雇用保険及び社会保険の公平な制度の在り方や、労働時間管理及び健康管理の在り方について、複数の事業所で働く方の保護等の観点や副業・兼業を普及促進させる観点から、検討を進める。
 ※複数事業所で合わせて労働時間が週20時間以上になっても、その労働者は雇用保険社会保険の被保険者とならないのが現状。

複数就業者への労災保険給付の在り方について、検討に着手する。
 ※複数就業者への労災保険給付額は、事故が発生した就業先の賃金のみに基づき算定しており、全ての就業先の賃金を合算した額を基に補償することはできないのが現状。

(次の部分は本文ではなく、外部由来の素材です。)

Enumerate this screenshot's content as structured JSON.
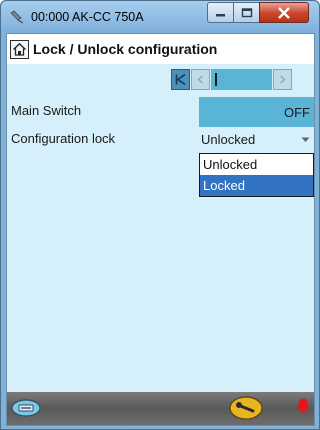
{
  "window": {
    "title": "00:000 AK-CC 750A",
    "icons": [
      "app-icon",
      "minimize-icon",
      "maximize-icon",
      "close-icon"
    ]
  },
  "header": {
    "title": "Lock / Unlock configuration",
    "home_icon": "home-icon"
  },
  "pager": {
    "icons": [
      "first-page-icon",
      "prev-page-icon",
      "next-page-icon"
    ]
  },
  "rows": [
    {
      "label": "Main Switch",
      "value": "OFF"
    },
    {
      "label": "Configuration lock",
      "value": "Unlocked"
    }
  ],
  "dropdown": {
    "options": [
      "Unlocked",
      "Locked"
    ],
    "highlighted": "Locked"
  },
  "footer": {
    "icons": [
      "device-icon",
      "service-tool-icon",
      "alarm-bell-icon"
    ]
  },
  "colors": {
    "accent": "#5ab4d6",
    "background": "#d5f0fa",
    "selection": "#3373c4",
    "alarm": "#e8141a"
  }
}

一応長年の宿題になっている労災保険給付日額についても触れられてはいますね。ただまあ上記参照先のとおり労働時間を通算して割増賃金や社会保険料を按分負担することは実務的に不可能に近く、実現可能な制度にしてくれないと結局は兼業原則禁止を続けざるを得ないのではないでしょうか。労災保険給付日額についても、まあ救済を手厚くすることに異論をさしはさむものではありませんが、しかし保険料はそれぞれの事業主が100%負担しているところ、事故が発生していない事業主の賃金についても給付日額に含めることの制度的な整合性に疑問があることも事実でしょう。
ちなみにこれについては他の様々な項目で言及されている「公務員自ら率先垂範」はさすがにありませんね(笑)。まあそりゃそうでしょうが。
次は「6.女性・若者の人材育成など活躍しやすい環境整備」で、まず女性については冒頭の「正社員だった女性が育児で一旦離職すると、復職や再就職を目指す際に、過去の経験、職業能力を活かせない職業に就かざるを得ない」というのは重要な問題提起だと思います。でもその対策がリカレント教育ってのは微妙につながっていないような気がするのですがどうでしょうか。まあ就労していない期間にも職業訓練を受けるのはたいへんにけっこうなことですし支援するのもいいとは思いますが、やはり企業による受け皿の準備が最重要ではないでしょうか。長期休職制度やカムバック制度を導入した企業への支援の強化充実(あとの方で職安での情報公開とかは出てきますが)といったものは考えられていいように思います。
あとはまあ例の103万円から150万円という話で、そういえばこれについてはまだまとめて書いていませんでした。雑駁に言ってしまえば、まあ現状より改善されることは間違いないでしょうしそれなりに実情に合いそうな数字を持ってきてもいるのだろうと思うのですが、しかしまあ「一番有利な働き方」をめざしていろいろ調整するというのは変わらないのだろうなという感想です。あと、これもこのところよく言われる話ですが、

企業の配偶者手当に配偶者の収入制限があることも、就業調整の大きな要因の一つである。労使の真摯な話し合いの下、前向きな取組が行われるよう、働きかけていく。国家公務員の配偶者に係る扶養手当の見直しについて、着実に実施する。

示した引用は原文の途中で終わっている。